Na plaży leży rozebrana, ładna dziewczyna. Obok niej położył się facet z radiem. Nastawiając radio, niby przypadkiem, pogładził ją po piersiach.
– Panie, co pan robi?!
– Szukam Wolnej Europy…
Dziewczyna spojrzała krytycznie na jego kąpielówki.
– Z taką anteną to pan nawet Warszawy nie złapie.
Do baru wchodzi facet i zamawia setkę. Z kieszeni wyciąga naparstek, odlewa do niego trochę, z drugiej kieszeni wyciąga małego, kilkunastocentymetrowego ludzika, stawia go na barze i daje mu naparstek. Barman na to patrzy ze zdziwieniem:
– Panie, skąd pan takiego krasnala wytrzasnął?
– Wie pan, byliśmy razem w Afryce… Idziemy tam przez las i widzimy jak tubylcy tańczą dookoła ogniska, a w środku taki w pióropuszu wywija grzechotkami. I jak ty mu Wacuś wtedy powiedziałeś? Że on jest dupa, a nie czarownik?
Dwóch facetów po długiej nocy spędzonej w barze nad ranem wsiada do samochodu. Po kilku minutach w okno pasażera stuka stary mężczyzna.
– Zobacz, w oknie jest duch! – krzyczy pasażer.
Kierowca dodaje gazu, ale twarz nie znika. Przerażony pasażer otwiera okno i pyta:
– Czego chcesz?
– Macie może papierosy? – pyta stary mężczyzna.
Pasażer rzuca przez okno paczkę i krzyczy do kierowcy zamykając ze strachem okno:
– Przyspiesz!
Kilka minut później uspokojeni zaczynają śmiać się i żartować z poprzedniego strachu. Nagle w oknie znów pojawia się ta sama twarz.
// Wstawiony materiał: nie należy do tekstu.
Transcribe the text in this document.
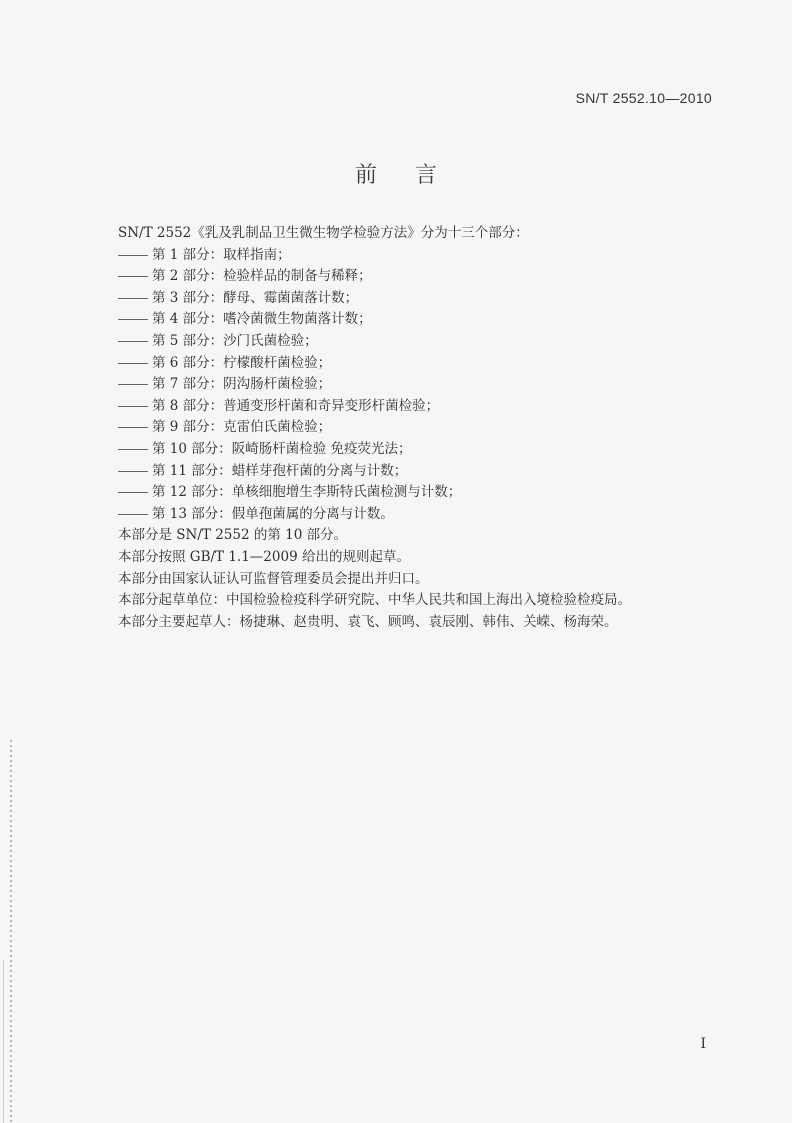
SN/T 2552.10—2010
前言
SN/T 2552《乳及乳制品卫生微生物学检验方法》分为十三个部分：
第 1 部分：取样指南；
第 2 部分：检验样品的制备与稀释；
第 3 部分：酵母、霉菌菌落计数；
第 4 部分：嗜冷菌微生物菌落计数；
第 5 部分：沙门氏菌检验；
第 6 部分：柠檬酸杆菌检验；
第 7 部分：阴沟肠杆菌检验；
第 8 部分：普通变形杆菌和奇异变形杆菌检验；
第 9 部分：克雷伯氏菌检验；
第 10 部分：阪崎肠杆菌检验 免疫荧光法；
第 11 部分：蜡样芽孢杆菌的分离与计数；
第 12 部分：单核细胞增生李斯特氏菌检测与计数；
第 13 部分：假单孢菌属的分离与计数。
本部分是 SN/T 2552 的第 10 部分。
本部分按照 GB/T 1.1—2009 给出的规则起草。
本部分由国家认证认可监督管理委员会提出并归口。
本部分起草单位：中国检验检疫科学研究院、中华人民共和国上海出入境检验检疫局。
本部分主要起草人：杨捷琳、赵贵明、袁飞、顾鸣、袁辰刚、韩伟、关嵘、杨海荣。
I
– To znowu on! – krzyczy pasażer. Otwiera okno i drżąc ze strachu pyta:
– Tak?
– Macie ognia? – dopytuje się stary mężczyzna.
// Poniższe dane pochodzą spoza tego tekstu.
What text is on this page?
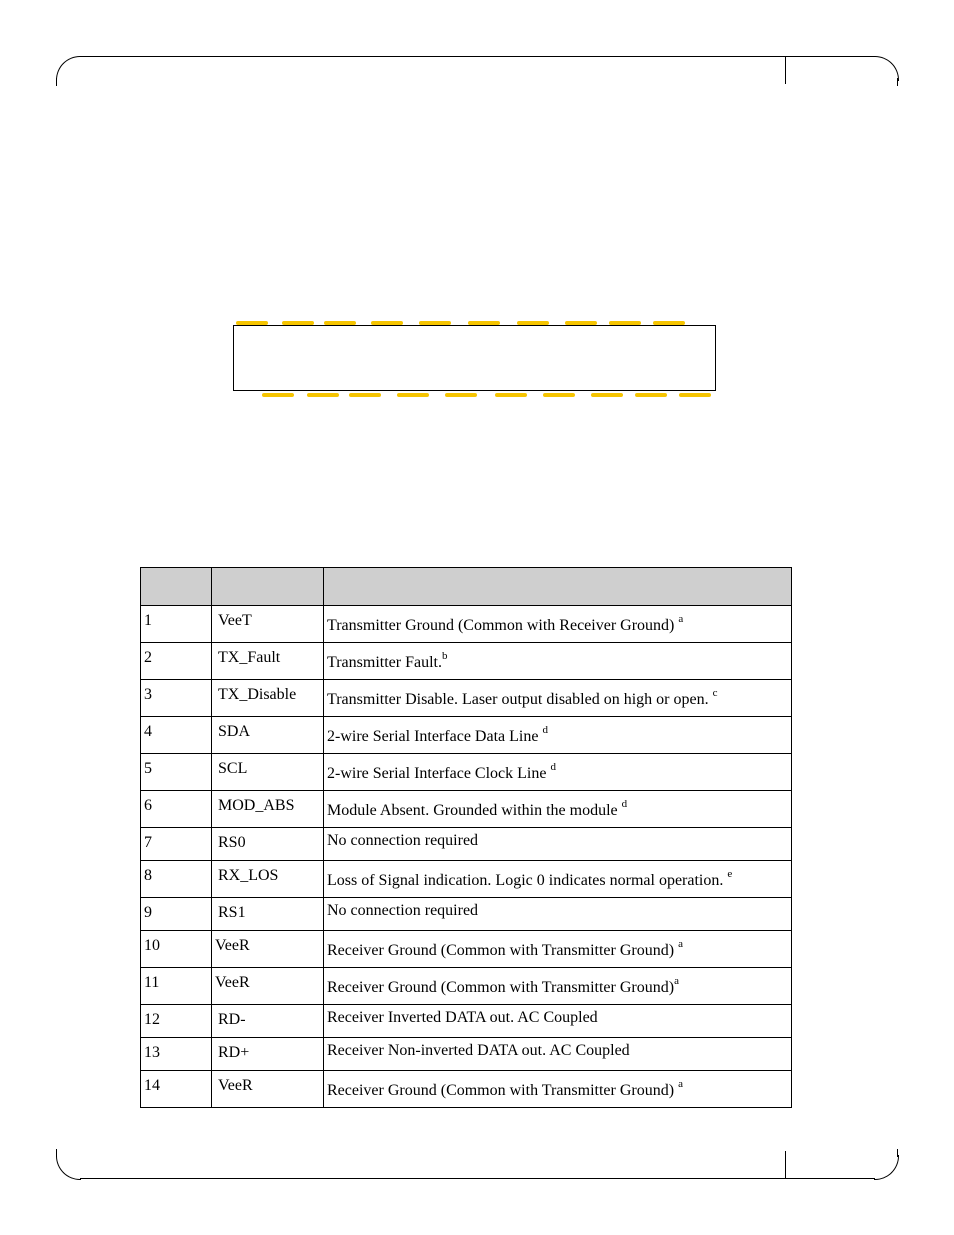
1	VeeT	Transmitter Ground (Common with Receiver Ground) $^a$
2	TX_Fault	Transmitter Fault.$^b$
3	TX_Disable	Transmitter Disable. Laser output disabled on high or open. $^c$
4	SDA	2-wire Serial Interface Data Line $^d$
5	SCL	2-wire Serial Interface Clock Line $^d$
6	MOD_ABS	Module Absent. Grounded within the module $^d$
7	RS0	No connection required
8	RX_LOS	Loss of Signal indication. Logic 0 indicates normal operation. $^e$
9	RS1	No connection required
10	VeeR	Receiver Ground (Common with Transmitter Ground) $^a$
11	VeeR	Receiver Ground (Common with Transmitter Ground)$^a$
12	RD-	Receiver Inverted DATA out. AC Coupled
13	RD+	Receiver Non-inverted DATA out. AC Coupled
14	VeeR	Receiver Ground (Common with Transmitter Ground) $^a$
Pasażer wyrzuca zapalniczkę przez okno i krzyczy:
– Przyspiesz jeszcze!
Kierowca wciska gaz do podłogi, straszliwa twarz znika z okna. Pasażer z kierowcą powoli dochodzą do siebie po spotkaniu z duchem, kiedy w oknie znowu pojawia się postać tego samego starego mężczyzny. Przerażony pasażer otwiera okno i pyta:
– Co znowu?
– Może pomóc wam wyjechać z tego błota?
Akwizytor chodzi od domu do domu, aż trafił do domu, którego właścicielka nie ma najmniejszej ochoty z nim rozmawiać, wiec zatrzaskuje mu drzwi przed nosem. Ku jej zdziwieniu, drzwi nie zamykają się, lecz odskakują z impetem. Próbuje jeszcze raz, lecz rezultat jest identyczny – drzwi powtórnie się odbijają się i stoją otworem. Podejrzewając, że akwizytor włożył nogę miedzy drzwi a framugę, kobieta cofa się, aby wziąć taki zamach, który nauczy akwizytora grzeczności. Wówczas odzywa się akwizytor:
– Musi pani najpierw odsunąć swojego kota…
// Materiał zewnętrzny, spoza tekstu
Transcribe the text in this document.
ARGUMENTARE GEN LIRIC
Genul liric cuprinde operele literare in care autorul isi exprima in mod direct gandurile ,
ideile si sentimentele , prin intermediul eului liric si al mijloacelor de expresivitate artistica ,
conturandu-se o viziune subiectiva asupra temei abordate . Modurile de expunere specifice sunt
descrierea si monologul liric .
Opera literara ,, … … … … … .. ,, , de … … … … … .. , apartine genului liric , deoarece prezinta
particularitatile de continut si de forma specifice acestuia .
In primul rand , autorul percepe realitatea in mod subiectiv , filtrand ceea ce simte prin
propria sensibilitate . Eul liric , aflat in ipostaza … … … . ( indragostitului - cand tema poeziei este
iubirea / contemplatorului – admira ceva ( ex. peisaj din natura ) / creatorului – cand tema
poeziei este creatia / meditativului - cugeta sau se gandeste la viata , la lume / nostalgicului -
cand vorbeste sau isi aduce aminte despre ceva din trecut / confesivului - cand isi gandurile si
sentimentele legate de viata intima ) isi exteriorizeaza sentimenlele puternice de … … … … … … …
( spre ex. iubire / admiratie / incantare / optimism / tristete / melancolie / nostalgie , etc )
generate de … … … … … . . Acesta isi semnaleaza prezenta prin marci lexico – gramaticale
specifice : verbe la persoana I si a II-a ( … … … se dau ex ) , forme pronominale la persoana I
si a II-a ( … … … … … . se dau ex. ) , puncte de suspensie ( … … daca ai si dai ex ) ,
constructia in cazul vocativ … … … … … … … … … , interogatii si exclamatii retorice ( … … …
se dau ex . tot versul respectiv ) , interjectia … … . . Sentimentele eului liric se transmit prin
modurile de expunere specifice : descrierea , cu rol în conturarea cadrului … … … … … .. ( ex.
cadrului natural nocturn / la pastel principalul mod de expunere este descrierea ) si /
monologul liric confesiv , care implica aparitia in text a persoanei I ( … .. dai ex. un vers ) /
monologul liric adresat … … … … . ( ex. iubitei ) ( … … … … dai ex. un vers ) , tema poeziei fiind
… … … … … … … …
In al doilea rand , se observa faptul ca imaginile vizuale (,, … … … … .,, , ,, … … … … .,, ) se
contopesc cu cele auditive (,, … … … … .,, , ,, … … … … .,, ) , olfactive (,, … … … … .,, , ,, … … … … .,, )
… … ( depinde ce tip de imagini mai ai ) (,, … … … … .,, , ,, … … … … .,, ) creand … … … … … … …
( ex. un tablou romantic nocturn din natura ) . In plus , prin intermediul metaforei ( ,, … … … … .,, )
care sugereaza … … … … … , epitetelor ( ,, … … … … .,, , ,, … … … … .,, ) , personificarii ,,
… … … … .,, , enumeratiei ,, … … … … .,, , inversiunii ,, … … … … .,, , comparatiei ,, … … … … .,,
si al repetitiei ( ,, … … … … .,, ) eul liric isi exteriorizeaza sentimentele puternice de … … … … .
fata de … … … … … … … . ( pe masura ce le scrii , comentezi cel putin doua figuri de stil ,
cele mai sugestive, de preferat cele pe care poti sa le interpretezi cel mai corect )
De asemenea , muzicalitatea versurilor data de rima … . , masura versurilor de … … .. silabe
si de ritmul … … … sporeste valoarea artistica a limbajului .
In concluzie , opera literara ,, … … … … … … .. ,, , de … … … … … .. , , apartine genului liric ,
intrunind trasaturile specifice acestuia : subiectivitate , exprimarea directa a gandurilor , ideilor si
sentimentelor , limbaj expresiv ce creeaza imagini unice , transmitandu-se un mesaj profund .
Starszy Francuz poszedł do spowiedzi:
– Ojcze, na początku drugiej wojny światowej zapukała do moich drzwi piękna dziewczyna i poprosiła, żebym ją ukrył przed Niemcami. Ukryłem ją na strychu i nigdy jej nie znaleźli.
– To był wspaniały uczynek, nie powinieneś się z tego spowiadać.
– Niestety ojcze, ja byłem taki słaby, a ona taka piękna… Powiedziałem jej, że za schronienie na strychu musi spędzać ze mną każdą noc.
– No cóż, to były ciężkie czasy… Gdyby Niemcy odkryli, że ją ukrywasz z pewnością zabiliby cię i miałeś prawo się obawiać. Jestem pewien, że Bóg weźmie to pod uwagę i osądzi twoje uczynki sprawiedliwie.
– Dziękuję ojcze. To mi zdjęło kamień z serca. Czy mogę jeszcze o coś zapytać?
– Oczywiście, pytaj.
– Czy musze jej powiedzieć, że wojna już się skończyła?